National Credit Union Administration Chairman Debbie Matz said on Friday that the administration is currently crafting risk-based capital framework for credit unions.
Matz told attendees at the National Association of Federal Credit Union’s annual conference that she is committed to ensuring that credit unions are able to serve their members and potential members “consistent with safety and soundness.”
Additionally, Matz said the credit union industry has progressed and that NCUA has worked to grow with the industry, adding that one-size-fits-all approaches, including to capital requirements, are not appropriate for the industry in the years ahead.
“Congress set the seven percent net worth minimum in 1998 as part of the Credit Union Membership Access Act,” Matz said. “At the time, it was really just a best guess about what the future would require. Well, now we’ve seen the future.
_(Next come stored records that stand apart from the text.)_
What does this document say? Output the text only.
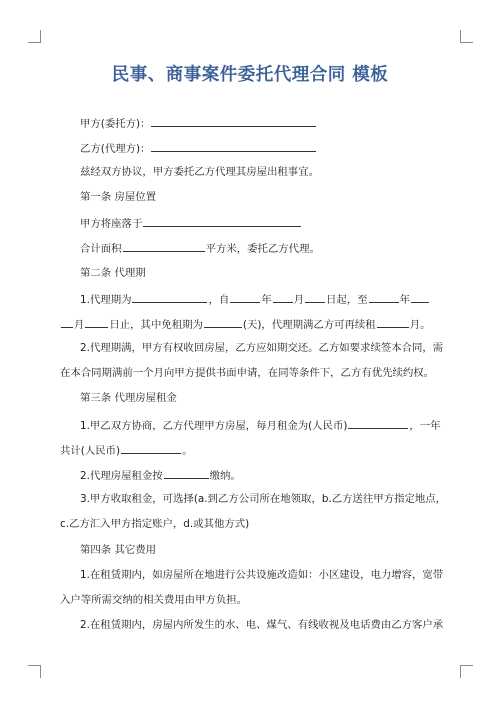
民事、商事案件委托代理合同 模板
甲方(委托方)：
乙方(代理方)：
兹经双方协议，甲方委托乙方代理其房屋出租事宜。
第一条 房屋位置
甲方将座落于
合计面积	平方米，委托乙方代理。
第二条 代理期
1.代理期为	，自	年 月 日起，至	年
月 日止，其中免租期为	(天)，代理期满乙方可再续租	月。
2.代理期满，甲方有权收回房屋，乙方应如期交还。乙方如要求续签本合同，需
在本合同期满前一个月向甲方提供书面申请，在同等条件下，乙方有优先续约权。
第三条 代理房屋租金
1.甲乙双方协商，乙方代理甲方房屋，每月租金为(人民币)	，一年
共计(人民币)	。
2.代理房屋租金按	缴纳。
3.甲方收取租金，可选择(a.到乙方公司所在地领取，b.乙方送往甲方指定地点，
c.乙方汇入甲方指定账户，d.或其他方式)
第四条 其它费用
1.在租赁期内，如房屋所在地进行公共设施改造如：小区建设，电力增容，宽带
入户等所需交纳的相关费用由甲方负担。
2.在租赁期内，房屋内所发生的水、电、煤气、有线收视及电话费由乙方客户承
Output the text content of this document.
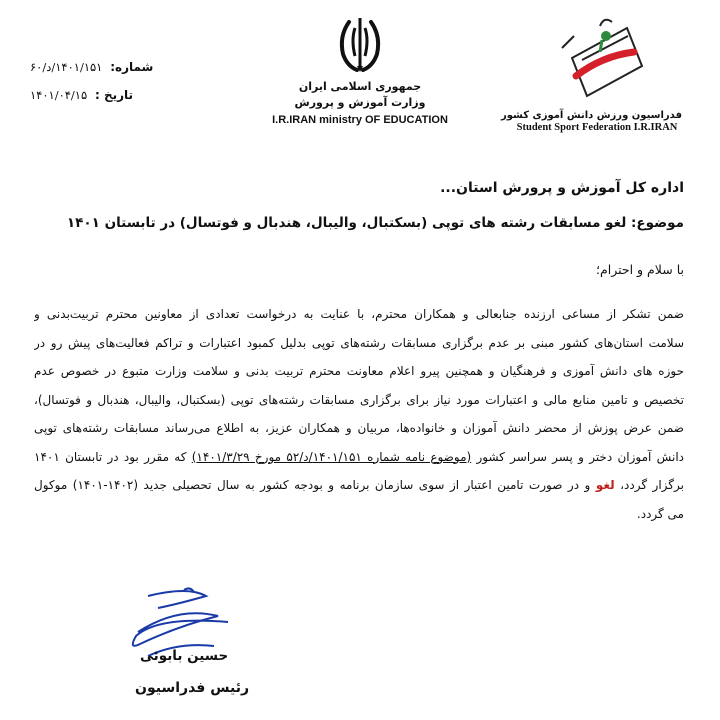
فدراسیون ورزش دانش آموزی کشور
Student Sport Federation I.R.IRAN
جمهوری اسلامی ایران
وزارت آموزش و پرورش
I.R.IRAN ministry OF EDUCATION
شماره: ۱۴۰۱/۱۵۱/د/۶۰
تاریخ : ۱۴۰۱/۰۴/۱۵
اداره کل آموزش و پرورش استان...
موضوع: لغو مسابقات رشته های توپی (بسکتبال، والیبال، هندبال و فوتسال) در تابستان ۱۴۰۱
با سلام و احترام؛
ضمن تشکر از مساعی ارزنده جنابعالی و همکاران محترم، با عنایت به درخواست تعدادی از معاونین محترم تربیت‌بدنی و
سلامت استان‌های کشور مبنی بر عدم برگزاری مسابقات رشته‌های توپی بدلیل کمبود اعتبارات و تراکم فعالیت‌های پیش رو در
حوزه های دانش آموزی و فرهنگیان و همچنین پیرو اعلام معاونت محترم تربیت بدنی و سلامت وزارت متبوع در خصوص عدم
تخصیص و تامین منابع مالی و اعتبارات مورد نیاز برای برگزاری مسابقات رشته‌های توپی (بسکتبال، والیبال، هندبال و فوتسال)،
ضمن عرض پوزش از محضر دانش آموزان و خانواده‌ها، مربیان و همکاران عزیز، به اطلاع می‌رساند مسابقات رشته‌های توپی
دانش آموزان دختر و پسر سراسر کشور (موضوع نامه شماره ۱۴۰۱/۱۵۱/د/۵۲ مورخ ۱۴۰۱/۳/۲۹) که مقرر بود در تابستان ۱۴۰۱
برگزار گردد، لغو و در صورت تامین اعتبار از سوی سازمان برنامه و بودجه کشور به سال تحصیلی جدید (۱۴۰۲-۱۴۰۱) موکول
می گردد.
حسین بابوئی
رئیس فدراسیون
And now we know that this 15-year-old, one-size-fits-all standard is simply not enough to protect our system during a serious crisis.”
Matz said she has requested that the NCUA staff establish a new risk-based capital framework for credit unions that would require institutions that “deliberately” take on extra risk to hold additional capital.
“We need a flexible, forward-looking standard that makes sense for today and tomorrow,” Matz said, adding that the seven percent floor would remain, as required under the Federal Credit Union Act. “However, credit unions with assets over $50 million would be subject to improved risk-based capital requirements to better correlate required capital levels to risk. The result would be higher capital levels for credit unions with high concentrations of risky assets.”